Carambola sucia o iraní: en octubre, el fiscal Nissman retomó la tesis del «chofer suicida» en el atentado de la AMIA (un libanés muerto en combate a finales del decenio de 1980), y el juez federal Rodolfo Canicoba Corral ordenó la captura internacional de nueve funcionarios iraníes, el ex presidente Rafsanjani entre ellos.
El dictamen «independiente» de la «justicia» argentina hizo que el funcionario kirchnerista Luis D’Elía, subsecretario de Vivienda para el Hábitat Social, visitase al encargado de negocios de la embajada de Irán, a quien le extendió su apoyo y solidaridad.

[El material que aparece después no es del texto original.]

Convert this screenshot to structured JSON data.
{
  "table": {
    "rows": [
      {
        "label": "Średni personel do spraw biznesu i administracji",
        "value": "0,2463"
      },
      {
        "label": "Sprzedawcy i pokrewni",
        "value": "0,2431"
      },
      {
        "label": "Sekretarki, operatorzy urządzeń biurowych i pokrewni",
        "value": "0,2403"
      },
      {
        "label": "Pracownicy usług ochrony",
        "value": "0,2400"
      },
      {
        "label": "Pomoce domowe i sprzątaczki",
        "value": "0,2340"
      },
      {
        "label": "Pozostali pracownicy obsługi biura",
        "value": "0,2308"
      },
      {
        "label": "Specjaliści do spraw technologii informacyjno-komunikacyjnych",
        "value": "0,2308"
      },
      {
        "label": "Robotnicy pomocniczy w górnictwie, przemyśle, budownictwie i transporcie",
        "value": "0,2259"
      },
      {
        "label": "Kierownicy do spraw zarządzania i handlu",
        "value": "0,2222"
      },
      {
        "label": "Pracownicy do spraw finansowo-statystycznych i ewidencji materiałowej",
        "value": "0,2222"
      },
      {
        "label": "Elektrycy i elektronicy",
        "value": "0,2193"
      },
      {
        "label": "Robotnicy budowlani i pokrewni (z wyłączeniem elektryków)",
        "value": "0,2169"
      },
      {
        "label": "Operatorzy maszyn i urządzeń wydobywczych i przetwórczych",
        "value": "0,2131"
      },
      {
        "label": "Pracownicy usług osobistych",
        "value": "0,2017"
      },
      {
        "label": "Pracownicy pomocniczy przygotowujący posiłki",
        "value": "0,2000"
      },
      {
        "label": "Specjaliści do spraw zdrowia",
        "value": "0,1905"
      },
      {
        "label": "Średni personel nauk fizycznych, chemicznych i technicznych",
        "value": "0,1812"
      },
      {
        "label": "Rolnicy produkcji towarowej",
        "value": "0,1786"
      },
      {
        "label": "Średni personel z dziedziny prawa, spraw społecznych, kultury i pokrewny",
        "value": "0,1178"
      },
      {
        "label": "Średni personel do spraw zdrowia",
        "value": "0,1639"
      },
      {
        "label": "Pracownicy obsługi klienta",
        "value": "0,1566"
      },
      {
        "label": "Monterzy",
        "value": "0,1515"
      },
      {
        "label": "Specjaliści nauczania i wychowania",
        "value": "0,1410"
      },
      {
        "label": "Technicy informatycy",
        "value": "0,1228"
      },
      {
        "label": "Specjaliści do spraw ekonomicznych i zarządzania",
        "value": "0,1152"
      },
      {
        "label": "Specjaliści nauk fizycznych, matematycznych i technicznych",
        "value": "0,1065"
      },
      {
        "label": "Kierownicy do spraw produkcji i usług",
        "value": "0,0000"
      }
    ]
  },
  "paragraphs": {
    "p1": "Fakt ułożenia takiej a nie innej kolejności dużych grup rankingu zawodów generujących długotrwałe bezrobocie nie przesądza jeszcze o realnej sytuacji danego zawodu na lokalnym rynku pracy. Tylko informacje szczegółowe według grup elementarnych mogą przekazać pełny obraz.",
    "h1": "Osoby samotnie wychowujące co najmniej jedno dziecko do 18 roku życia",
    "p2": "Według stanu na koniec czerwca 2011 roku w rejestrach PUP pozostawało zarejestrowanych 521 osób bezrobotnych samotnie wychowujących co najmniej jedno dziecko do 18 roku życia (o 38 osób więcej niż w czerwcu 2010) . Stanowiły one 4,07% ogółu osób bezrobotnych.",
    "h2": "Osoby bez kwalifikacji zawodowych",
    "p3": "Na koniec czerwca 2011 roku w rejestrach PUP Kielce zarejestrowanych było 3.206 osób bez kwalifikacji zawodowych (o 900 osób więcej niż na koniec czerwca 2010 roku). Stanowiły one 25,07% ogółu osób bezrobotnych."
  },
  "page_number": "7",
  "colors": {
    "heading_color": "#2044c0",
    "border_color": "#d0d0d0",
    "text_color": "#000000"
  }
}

«Este chico se volvió loco», dicen que dijo Kirchner cuando conoció el texto de la renuncia de D’Elía, donde se dice: «El dictamen judicial que acusa a la República de Irán por el tema AMIA está profundamente contaminado por circunstancias mundiales ajenas a la búsqueda de la verdad».
Lo mismo que Kirchner había dicho el año pasado, cuando dio a entender que entre el pragmatismo de la política y la digna defensa de la soberanía nacional no debería haber, necesariamente, contradicción alguna.